Mind your own business
Pertama kali saya terkesan dengan ungkapan ini adalah ketika pewawancara saya menanyakan status perkawinan saya dan permasalahannya mengapa sampai terjadi perceraian. Dulu-dulu saya tidak pernah terlalu ngeh dengan ungkapan ini. Dan setelah itu, saya malah jadi senang dengan ungkapan ini, ga tau kenapa.
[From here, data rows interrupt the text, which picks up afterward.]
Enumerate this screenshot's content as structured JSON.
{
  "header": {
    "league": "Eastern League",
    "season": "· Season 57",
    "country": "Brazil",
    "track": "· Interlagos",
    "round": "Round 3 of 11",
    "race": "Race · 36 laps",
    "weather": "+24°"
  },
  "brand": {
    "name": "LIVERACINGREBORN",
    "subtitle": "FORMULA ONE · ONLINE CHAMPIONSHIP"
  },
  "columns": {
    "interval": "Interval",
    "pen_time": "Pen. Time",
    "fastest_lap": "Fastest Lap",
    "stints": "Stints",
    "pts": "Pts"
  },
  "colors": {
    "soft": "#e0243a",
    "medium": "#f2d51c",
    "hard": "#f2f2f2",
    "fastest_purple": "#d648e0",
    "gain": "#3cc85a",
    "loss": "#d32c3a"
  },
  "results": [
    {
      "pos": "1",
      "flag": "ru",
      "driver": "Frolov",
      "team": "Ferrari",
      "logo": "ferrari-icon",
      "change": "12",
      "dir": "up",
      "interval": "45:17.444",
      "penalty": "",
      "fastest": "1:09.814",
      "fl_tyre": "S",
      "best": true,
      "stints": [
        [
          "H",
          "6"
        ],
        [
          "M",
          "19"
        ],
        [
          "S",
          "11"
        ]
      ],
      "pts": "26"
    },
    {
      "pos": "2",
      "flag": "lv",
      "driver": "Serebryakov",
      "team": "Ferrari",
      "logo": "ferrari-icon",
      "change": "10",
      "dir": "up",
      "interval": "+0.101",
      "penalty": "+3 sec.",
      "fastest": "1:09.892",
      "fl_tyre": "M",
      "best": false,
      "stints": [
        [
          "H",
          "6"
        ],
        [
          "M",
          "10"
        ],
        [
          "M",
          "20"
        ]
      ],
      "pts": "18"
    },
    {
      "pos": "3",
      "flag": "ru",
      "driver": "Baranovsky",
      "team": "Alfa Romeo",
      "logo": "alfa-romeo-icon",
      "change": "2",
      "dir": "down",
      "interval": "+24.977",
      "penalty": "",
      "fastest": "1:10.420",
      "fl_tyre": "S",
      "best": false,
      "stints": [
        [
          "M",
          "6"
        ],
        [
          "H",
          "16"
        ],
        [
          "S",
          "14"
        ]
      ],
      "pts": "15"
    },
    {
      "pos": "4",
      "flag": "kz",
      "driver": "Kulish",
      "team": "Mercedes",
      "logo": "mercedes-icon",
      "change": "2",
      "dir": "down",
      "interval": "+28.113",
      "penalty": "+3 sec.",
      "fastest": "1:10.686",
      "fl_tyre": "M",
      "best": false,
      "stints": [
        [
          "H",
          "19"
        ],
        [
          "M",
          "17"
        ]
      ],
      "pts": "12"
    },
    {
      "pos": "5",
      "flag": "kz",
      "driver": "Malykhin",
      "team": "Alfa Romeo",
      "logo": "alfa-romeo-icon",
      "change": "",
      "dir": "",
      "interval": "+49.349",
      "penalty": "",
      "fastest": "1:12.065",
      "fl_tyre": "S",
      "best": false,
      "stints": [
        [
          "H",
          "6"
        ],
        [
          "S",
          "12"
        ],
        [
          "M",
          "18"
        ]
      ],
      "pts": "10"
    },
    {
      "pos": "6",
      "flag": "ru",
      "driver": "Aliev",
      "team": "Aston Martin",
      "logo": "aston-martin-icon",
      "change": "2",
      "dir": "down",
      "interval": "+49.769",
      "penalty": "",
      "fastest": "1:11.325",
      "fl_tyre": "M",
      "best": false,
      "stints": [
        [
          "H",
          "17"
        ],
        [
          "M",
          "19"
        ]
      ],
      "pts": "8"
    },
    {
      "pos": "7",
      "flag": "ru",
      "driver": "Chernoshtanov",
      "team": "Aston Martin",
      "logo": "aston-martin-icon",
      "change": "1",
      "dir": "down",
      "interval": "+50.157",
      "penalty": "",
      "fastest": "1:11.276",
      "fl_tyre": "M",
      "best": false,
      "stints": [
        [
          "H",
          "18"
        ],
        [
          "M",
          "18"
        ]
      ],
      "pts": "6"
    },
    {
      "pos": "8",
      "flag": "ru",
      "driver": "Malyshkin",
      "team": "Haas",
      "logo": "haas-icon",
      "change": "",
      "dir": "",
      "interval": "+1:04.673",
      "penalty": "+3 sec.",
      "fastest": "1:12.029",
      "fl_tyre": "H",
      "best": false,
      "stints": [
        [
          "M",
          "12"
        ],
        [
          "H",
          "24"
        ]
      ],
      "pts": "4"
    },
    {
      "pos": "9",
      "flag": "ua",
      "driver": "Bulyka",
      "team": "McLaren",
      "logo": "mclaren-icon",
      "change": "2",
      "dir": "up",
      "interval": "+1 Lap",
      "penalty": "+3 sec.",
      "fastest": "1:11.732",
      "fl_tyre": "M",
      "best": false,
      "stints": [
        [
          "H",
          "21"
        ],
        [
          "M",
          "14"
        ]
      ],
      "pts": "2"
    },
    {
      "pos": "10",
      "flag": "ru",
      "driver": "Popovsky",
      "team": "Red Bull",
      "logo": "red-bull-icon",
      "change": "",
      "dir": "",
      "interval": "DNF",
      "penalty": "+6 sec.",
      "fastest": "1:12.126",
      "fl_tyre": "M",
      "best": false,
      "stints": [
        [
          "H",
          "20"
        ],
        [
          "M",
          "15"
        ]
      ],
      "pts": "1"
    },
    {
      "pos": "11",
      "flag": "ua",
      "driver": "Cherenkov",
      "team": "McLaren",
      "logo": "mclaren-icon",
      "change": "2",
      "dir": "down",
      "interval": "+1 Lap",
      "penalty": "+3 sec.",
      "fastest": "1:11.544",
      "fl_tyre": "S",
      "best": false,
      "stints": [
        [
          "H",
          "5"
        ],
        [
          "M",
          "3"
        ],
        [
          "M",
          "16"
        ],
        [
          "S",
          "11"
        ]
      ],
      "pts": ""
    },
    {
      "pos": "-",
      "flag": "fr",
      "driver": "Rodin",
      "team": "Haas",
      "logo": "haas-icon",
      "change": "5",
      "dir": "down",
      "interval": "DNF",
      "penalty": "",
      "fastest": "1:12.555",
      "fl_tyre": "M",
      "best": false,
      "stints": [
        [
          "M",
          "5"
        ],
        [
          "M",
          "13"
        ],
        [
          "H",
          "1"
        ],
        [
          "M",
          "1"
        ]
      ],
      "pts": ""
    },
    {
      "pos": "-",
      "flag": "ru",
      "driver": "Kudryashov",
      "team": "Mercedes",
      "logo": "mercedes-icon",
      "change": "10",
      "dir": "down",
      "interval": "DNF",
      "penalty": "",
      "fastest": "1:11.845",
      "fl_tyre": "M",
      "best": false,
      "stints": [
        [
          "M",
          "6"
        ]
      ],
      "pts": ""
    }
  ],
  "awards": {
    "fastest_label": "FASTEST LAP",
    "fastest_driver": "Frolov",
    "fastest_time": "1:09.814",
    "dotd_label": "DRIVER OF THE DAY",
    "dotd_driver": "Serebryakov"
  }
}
Ungkapan ini jadi makin sering saya sebut-sebut dalam hati,
karena saya sering jadi korban gosip di kantor atau di lingkungan mana pun saya
berada. Nasib memang….
Ada saja bahan perbincangan teman-teman tentang saya. Padahal saya bukan selebriti, tapi ada saja
orang yang membicarakan saya. Kebetulan,
saya memang obyek yang menarik. Saya
dulu punya pacar kaya dan ganteng. Ehm…. Mungkin itu yang bikin orang-orang
sirik. Hahaha.
Ada saja kritik teman-teman tentang pacar saya. Semua yang dia lakukan selalu salah di mata
teman-teman saya. Padahal, kami kan
tidak mengganggu mereka. Mind your own
business…..
Ketika pindah bekerja, status saya yang single menjadi bahan
perbincangan lagi. Ada saja topik
pembahasannya. Nah, ketika saya menikah,
topik pembahasannya berubah lagi.
Pokoknya ga pernah habis-habisnya pembicaraan tentang saya. Namun,
semakin lama, kelompok diskusi ini semakin berkurang jumlahnya, karena ada yang
keluar dari perusahaan, sehingga saya perhatikan, mereka rajin merekrut anggota
baru. Hehehe…
Ada saja orang yang mereka “bully”, mereka jadikan pokok
bahasan. Hebatnya mereka, berita bisa
beredar dalam hitungan menit. Hal ini
yang dulu saya manfaatkan, apalagi ketika saya memegang jabatan yang cukup
strategis. Saya kadang-kadang harus
menangkap aspirasi karyawan, menggali opini karyawan, bahkan jadi intelijen,
apa yang terjadi, apa yang diharapkan oleh karyawan dan lain sebagainya. Jadi, apabila ada topik yang harus saya
sebarkan secara informal dan butuh opini karyawan, saya tahu harus berbicara
dengan siapa. Cukup pura-pura bertemu di
musholla, ngobrol ngalor-ngidul, setelah selesai sholat dan kembali ke ruangan,
cek kepada sekretaris atau karyawan lainnya, pasti berita sudah beredar dan
berbagai opini sudah berkembang. Nah,
sukseslah tugas saya, menyebarkan informasi dan mendapatkan feed back. Haha….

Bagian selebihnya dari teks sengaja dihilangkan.